Murder on the Run by Bruce Beckham

Murder on the Run by Bruce Beckham

Author:Bruce Beckham [Beckham, Bruce]
Language: eng
Format: epub, azw3
Publisher: Lucius
Published: 2019-01-12T05:00:00+00:00


*

‘Don’t fret, lass – Kelly’s going to be alright. That vet leaves Doctor Dolittle standing – she’s probably chatting away to him as we speak.’

Jess nods – but his joke does not penetrate so deeply as to raise a smile. She has maintained a strained silence since they departed from Castlerigg Brow. Skelgill continues encouragingly.

‘Chances are he’s just had a shock to his system – he’ll be champing at the bit in a day or two.’

‘I’ll pray that he is.’

Skelgill glances at the girl beside him.

‘You comfortable sat like that?’

Again she nods, her features impassive. He thinks she can’t really be comfortable, for she has his own lump of a dog on her lap, her arms draped around it. Cleopatra is not accustomed to such attention, and if anything can be gleaned from the present nuance of her generally pugnacious expression, it is that she is feeling a little embarrassed, but seems to understand she should go along with it. For his part, Skelgill is saddened that Jess is taking the bad news with a practised resignation. Is it an ingrained sense of defeat brought about by an upbringing infested with disappointments and deprivations? A life in which hugs are like hen’s teeth? Or is he reading too much into what little he knows of her background? It might be that her mother’s descent into ruin is a relatively recent phenomenon.

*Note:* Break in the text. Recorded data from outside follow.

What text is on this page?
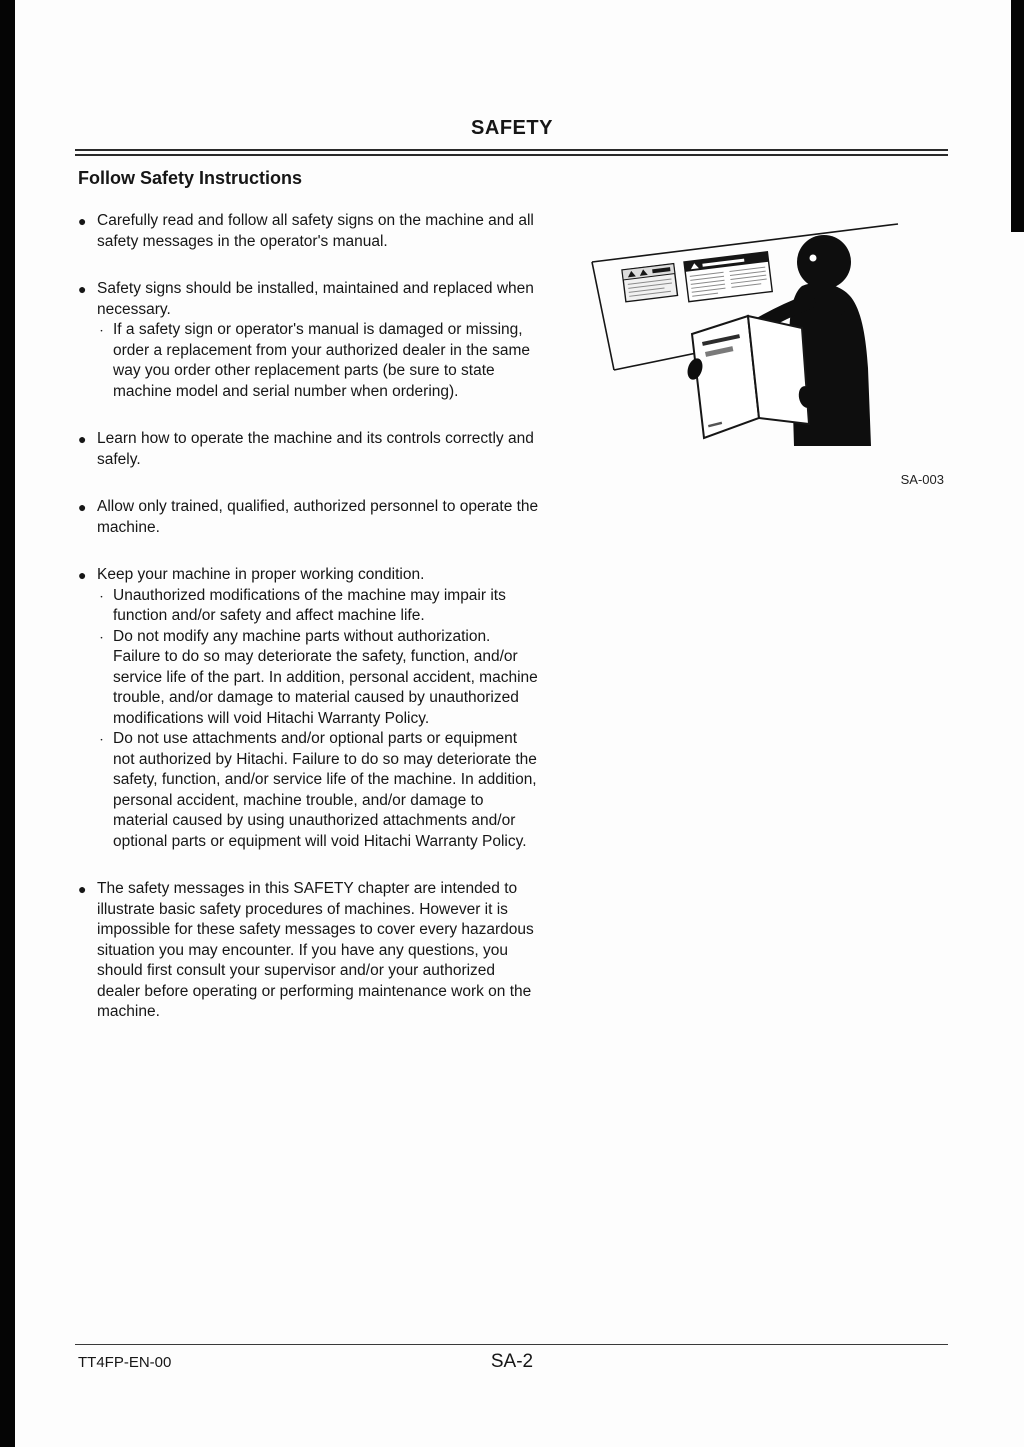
SAFETY
Follow Safety Instructions
● Carefully read and follow all safety signs on the machine and all safety messages in the operator's manual.

● Safety signs should be installed, maintained and replaced when necessary.

・ If a safety sign or operator's manual is damaged or missing, order a replacement from your authorized dealer in the same way you order other replacement parts (be sure to state machine model and serial number when ordering).

● Learn how to operate the machine and its controls correctly and safely.

● Allow only trained, qualified, authorized personnel to operate the machine.

● Keep your machine in proper working condition.

・ Unauthorized modifications of the machine may impair its function and/or safety and affect machine life.

・ Do not modify any machine parts without authorization. Failure to do so may deteriorate the safety, function, and/or service life of the part. In addition, personal accident, machine trouble, and/or damage to material caused by unauthorized modifications will void Hitachi Warranty Policy.

・ Do not use attachments and/or optional parts or equipment not authorized by Hitachi. Failure to do so may deteriorate the safety, function, and/or service life of the machine. In addition, personal accident, machine trouble, and/or damage to material caused by using unauthorized attachments and/or optional parts or equipment will void Hitachi Warranty Policy.

● The safety messages in this SAFETY chapter are intended to illustrate basic safety procedures of machines. However it is impossible for these safety messages to cover every hazardous situation you may encounter. If you have any questions, you should first consult your supervisor and/or your authorized dealer before operating or performing maintenance work on the machine.

SA-003
TT4FP-EN-00	SA-2
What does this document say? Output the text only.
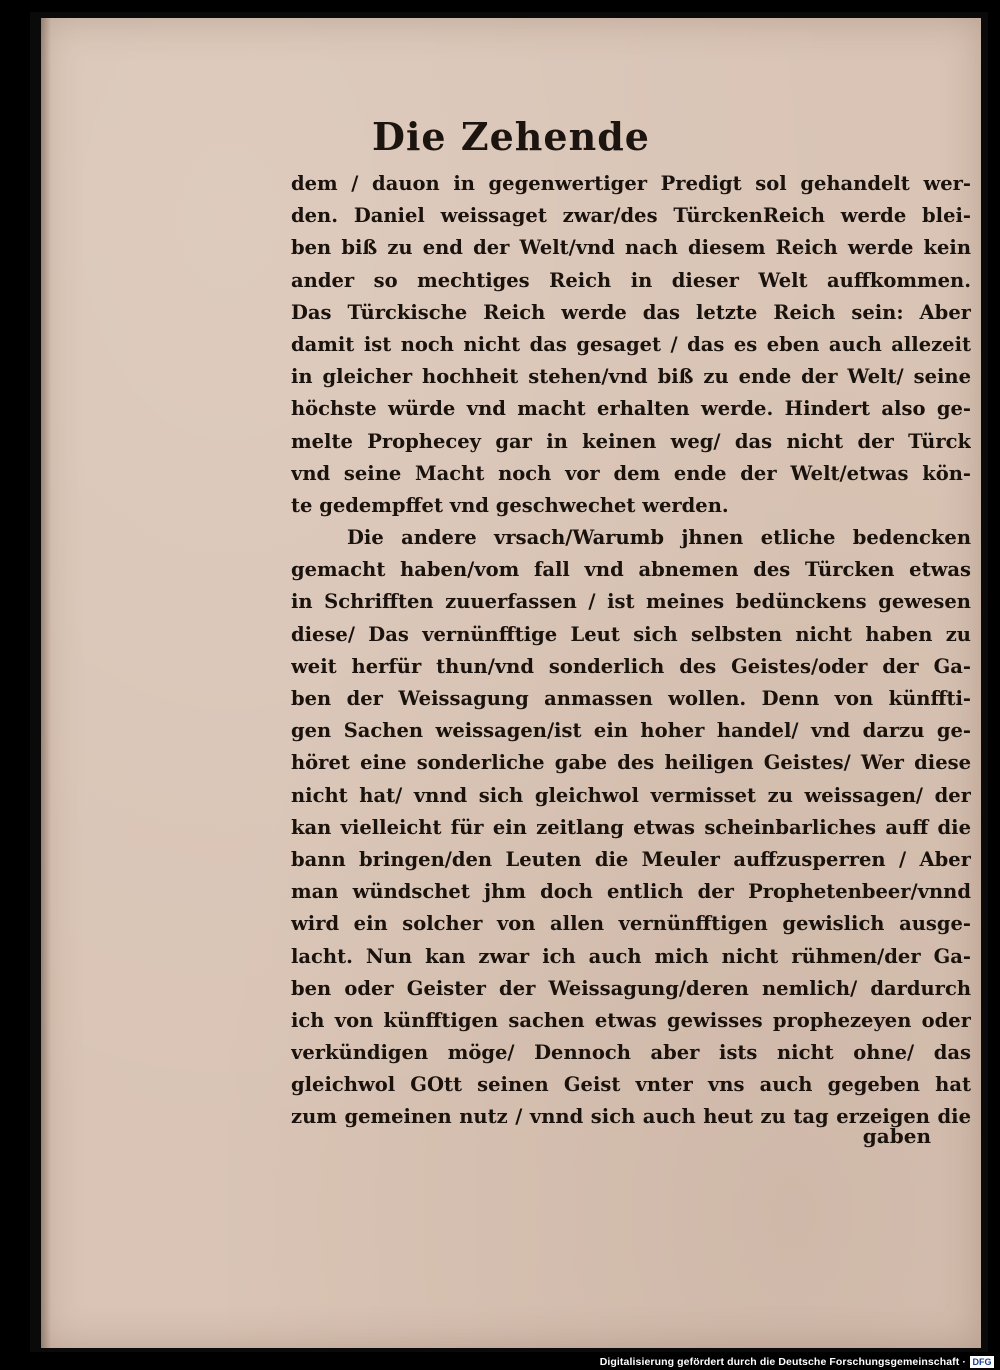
Die Zehende
dem / dauon in gegenwertiger Predigt sol gehandelt wer-
den. Daniel weissaget zwar/des TürckenReich werde blei-
ben biß zu end der Welt/vnd nach diesem Reich werde kein
ander so mechtiges Reich in dieser Welt auffkommen.
Das Türckische Reich werde das letzte Reich sein: Aber
damit ist noch nicht das gesaget / das es eben auch allezeit
in gleicher hochheit stehen/vnd biß zu ende der Welt/ seine
höchste würde vnd macht erhalten werde. Hindert also ge-
melte Prophecey gar in keinen weg/ das nicht der Türck
vnd seine Macht noch vor dem ende der Welt/etwas kön-
te gedempffet vnd geschwechet werden.
Die andere vrsach/Warumb jhnen etliche bedencken
gemacht haben/vom fall vnd abnemen des Türcken etwas
in Schrifften zuuerfassen / ist meines bedünckens gewesen
diese/ Das vernünfftige Leut sich selbsten nicht haben zu
weit herfür thun/vnd sonderlich des Geistes/oder der Ga-
ben der Weissagung anmassen wollen. Denn von künffti-
gen Sachen weissagen/ist ein hoher handel/ vnd darzu ge-
höret eine sonderliche gabe des heiligen Geistes/ Wer diese
nicht hat/ vnnd sich gleichwol vermisset zu weissagen/ der
kan vielleicht für ein zeitlang etwas scheinbarliches auff die
bann bringen/den Leuten die Meuler auffzusperren / Aber
man wündschet jhm doch entlich der Prophetenbeer/vnnd
wird ein solcher von allen vernünfftigen gewislich ausge-
lacht. Nun kan zwar ich auch mich nicht rühmen/der Ga-
ben oder Geister der Weissagung/deren nemlich/ dardurch
ich von künfftigen sachen etwas gewisses prophezeyen oder
verkündigen möge/ Dennoch aber ists nicht ohne/ das
gleichwol GOtt seinen Geist vnter vns auch gegeben hat
zum gemeinen nutz / vnnd sich auch heut zu tag erzeigen die
gaben
Digitalisierung gefördert durch die Deutsche Forschungsgemeinschaft · DFG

He switches on the car radio and tunes it to the local music station – it bursts mid-song into the big hit of the summer, a rollercoaster ditty of love found and lost and found again, a female vocalist that sounds like every other female vocalist these days. He guesses for Jess it is probably too mainstream – but she seems to lighten a little and he notices her fingers tapping lightly on Cleopatra’s piebald flank. He takes a moment to assess where they are – just a couple of minutes now from Low Lorton – unusually for him he has paid scant attention to their journey – manoeuvring through the Whinlatter Pass on autopilot, his radar switched off, his antennae withdrawn – unaware of externalities, silently focused upon his young cousin. Bearing a share of her pain has proved an unaccustomed vicarious experience for him. Now that she has relaxed he becomes alert to their circumstances. They approach the junction with the Cockermouth-Buttermere road. He begins to decelerate. In his mirror he sees a large saloon – an old Mercedes, something of a jalopy by the look of it – some distance off. It has distinctive if innocuous vanilla paintwork that seems vaguely familiar and he wonders if it has been behind them since Braithwaite – whence there are few substantive turn-offs. Given that he has trundled somewhat aimlessly he is a little surprised it has not caught up and tailgated him, as folk are prone to do along these impassable lanes.

Now ahead he realises their progress is impeded by a more tangible presence than his disturbed sentiments. A lively flock of Swaledales is being driven past the junction in the Cockermouth direction.